William Ko, financial director of Fraser International College, refused comment on the private institution's relationship with Aoji: "We're not providing any information at all."上文的私立语言学院的财政董事表示我们没有对澳际提供任何信息。(全是他们自己编的)
Aoji's founder and president, Li Ping, says his company has expanded rapidly since it first started sending Chinese students to Australia in the 1990s. "We do all the consulting for the students. All the enrolment papers, all the [visa]application papers. They can choose which universities, even which faculties." Aoji is one of the largest of some 400 registered student recruiting agencies in China that help match Chinese students with foreign universities. At an education fair in Beijing in March, one of Aoji's rivals, the Jin Ji Lie Group, featured models striding a lit catwalk waving scarves covered in maple leaves and the word "Canada." 澳际吹他们啥都能帮你干
"The ones who guarantee [students a place in a foreign university] they are the worst. They are selling something they can't deliver," said Karen McKellin, director of the international student initiative at the University of British Columbia, which shuns the use of Chinese agencies and recruits directly in China. "…There is a great desire among parents to find a place for their student children, and the world is a big place. If you're 18, you're probably not adept at figuring all this out." UBC的国际学生主管表示这些啥都敢保证的的中介是最糟的,他们在兜售他们根本没法提供的东西
In Canada, the industry of importing Chinese students for profit similarly teeters in a regulatory grey area. Although adjacent to the universities they're affiliated with, the Fraser International College and the International College of Manitoba are operated by Navitas Ltd., a publicly traded Australian company.

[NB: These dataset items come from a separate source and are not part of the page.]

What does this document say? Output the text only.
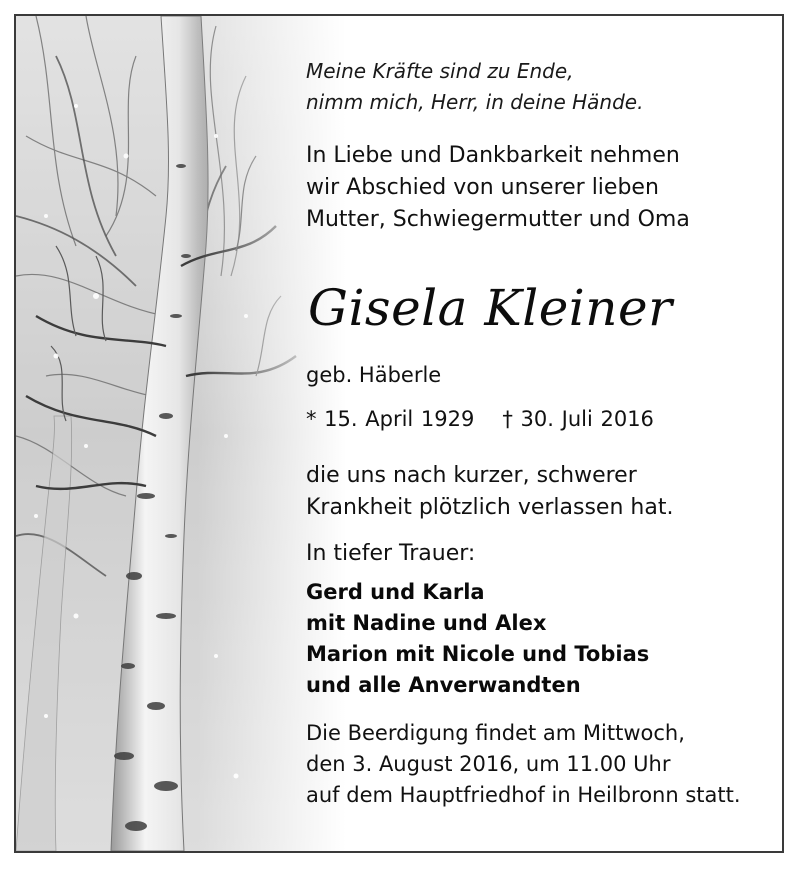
Meine Kräfte sind zu Ende,
nimm mich, Herr, in deine Hände.

In Liebe und Dankbarkeit nehmen
wir Abschied von unserer lieben
Mutter, Schwiegermutter und Oma

Gisela Kleiner

geb. Häberle

* 15. April 1929 † 30. Juli 2016

die uns nach kurzer, schwerer
Krankheit plötzlich verlassen hat.

In tiefer Trauer:

Gerd und Karla
mit Nadine und Alex
Marion mit Nicole und Tobias
und alle Anverwandten

Die Beerdigung findet am Mittwoch,
den 3. August 2016, um 11.00 Uhr
auf dem Hauptfriedhof in Heilbronn statt.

"They take in students who are not otherwise qualified, including in speaking English, [and]they give them a university transitional year," said Nancy Johnston, executive director of student affairs at Simon Fraser University. "The goal is to get them up to our admission standards. If they spend a year at FIC, and have success there, they will be on a path to SFU. We're in business with them, because they have a good quality product. It's a win, win, win, and along the way we make some money." 西蒙弗雷泽大学的行政主管表示,学生不能说英语,去语言课程,一年后会了就能来我们SFU上学,学生有书读,大学有钱赚,中介有钱赚,三赢。
But some educators argue it's also a way for universities to maximize their profit by selling their name to, and getting tuition fees from, students who otherwise don't qualify. "These [language colleges]are private companies who come to public universities, and they buy the brand name. …That immediately gives them a competitive advantage," said David Robinson, associate executive director of the Canadian Association of University Teachers.
但是有些教育者认为这些私立语言学校是在借着公立大学的牌子吸引更多人去加入。这实际上像是卖牌子骗钱。(译者正在读语言,有点虚,但是确实语言相当昂贵,尽量能直接读大学就直接读比较好)
Students attending FIC and ICM are told that if they pass one year at the college, they can go directly into second year at Simon Fraser or the University of Manitoba. Often that happens. Sometimes it doesn't. Mr. Gibb, the ex-Aoji teacher, argues that Canadian universities must scrutinize what is done in their name.
"You can't have people spending two or three years of their lives, just to find out in the end that they're not cut out for a Canadian university," he said. "The universities need to take a small share of the money they're making off of this and put it into looking at whether these kids are getting what they pay for."
Editor's note: Eric Gibb left Aoji after a falling-out with management. Incorrect information appeared in the original newspaper version of this article and an earlier online version. This online version has been corrected.